Comments by Sergey Sargsyan to ArmInfo news agency
A pragmatic decision to join the EurAsEC will complicate Armenia’s strategic course for Euro-integration, which is possible in the distant perspective.
Prolongation of the talks on Russia’s membership in the WTO has intensified its activity in development of the Eurasian Economic Community (EurAsEC), uniting Russia, Belarus, Kazakhstan, Kyrgyzstan, Tajikistan and Uzbekistan. Armenia, Moldova and Ukraine are observers there. EurAsEC, which was founded in October 2000, aims at establishment of the free trade regime among member states, common customs tariff and consolidation of positions in the process of joining the WTO. Despite the objective criticism, EurAsEC is now the most developed effective regional association on the post-Soviet territory.
One of the main results of the informal summit of the member states of the organization in August 15-17 was the decision to establish the Customs Union by Belarus, Russia and Kazakhstan with adoption of a concrete program to prepare a package of necessary documents. The other member states may join it in the future – upon accepting appropriate legal-treaty obligations. Participation of the EurAsEC member states in two customs unions at the same time – within the WTO and EurAsEC – is quite possible on the basis of mechanisms designed to compensate the losses.
Another result of the summit is the decision to prepare the project “The Concepts of Formation of the Common Energy Market of the EurAsEC States” on the level of the heads of Governments. It seems that the highest economic effect, at least in the medium-term perspective, will be felt by member states of the organization thanks to unification of the transport tariffs and the prices for production by natural monopolists, first of all, their oil and gas. Joining of Uzbekistan to EurAsEC this January and resumption of talks on Ukraine’s membership in the organization allow to say that it is just EurAsEC that will become the CIS’s successor. And after the probable union into one structure with the Organization of Collective Security Treaty (OCST), which has quite serious grounds, formation of the structure of this new international military, political and economic organization will be finalized.
Moscow’s and (Kazakhstan’s) interest in the existence of such organization, including for strengthening their positions with the Shanghai Cooperation Organization, while oil and gas prices are high, will result in creation of economic preferences within the EurAsEC, much higher than within the bilateral partner inter-state agreements; and it is very relevant in the conditions of expected radical increase of the price for their exported gas. So Russia is starting to fulfill very intensively its integration project on the post-Soviet area with a substantial military and political component, backed up with real economic intervention.
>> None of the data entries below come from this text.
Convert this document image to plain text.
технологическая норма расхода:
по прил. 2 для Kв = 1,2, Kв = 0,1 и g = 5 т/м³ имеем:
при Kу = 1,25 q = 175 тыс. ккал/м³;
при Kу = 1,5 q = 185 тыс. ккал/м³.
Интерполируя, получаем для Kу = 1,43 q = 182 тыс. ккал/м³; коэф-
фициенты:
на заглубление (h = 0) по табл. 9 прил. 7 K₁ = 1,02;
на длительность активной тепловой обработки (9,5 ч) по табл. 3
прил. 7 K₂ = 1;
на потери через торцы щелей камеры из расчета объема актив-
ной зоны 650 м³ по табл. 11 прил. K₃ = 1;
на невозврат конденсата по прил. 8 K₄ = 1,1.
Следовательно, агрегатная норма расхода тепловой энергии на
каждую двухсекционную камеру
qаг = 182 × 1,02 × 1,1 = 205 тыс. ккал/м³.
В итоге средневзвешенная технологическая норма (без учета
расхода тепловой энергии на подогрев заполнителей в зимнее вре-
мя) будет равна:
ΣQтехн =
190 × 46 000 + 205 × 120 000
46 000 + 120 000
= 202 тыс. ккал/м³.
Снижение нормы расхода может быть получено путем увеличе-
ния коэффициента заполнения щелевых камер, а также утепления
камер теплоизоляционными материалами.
In this situation Armenia, which up to the present has managed to keep different levels of cooperation with OCST and EurAsEC, will have a choice: either to confirm its membership in the new organization, or to leave it. The observer status, which Armenia now has within the EurAsEC, will be nothing but a declaration of intentions in that new and rigid structure without any practical reward. One of the basic points, directly touching upon the military component of the Armenian security, will be the loss of the possibility for purchasing Russian arms and military equipment by internal Russian prices, i.e. much lower prices.
On the other hand, the pragmatic decision to join the EurAsEC will complicate Armenia’s strategic course for the Euro-integration, and in the distant perspective – the EU membership. In this situation the Armenian diplomacy should try to show its whole professionalism in order to find the “golden mean” in new conditions of the “Russian” and “European” integration projects and to preserve Armenia’s adherence to its complementarism policy.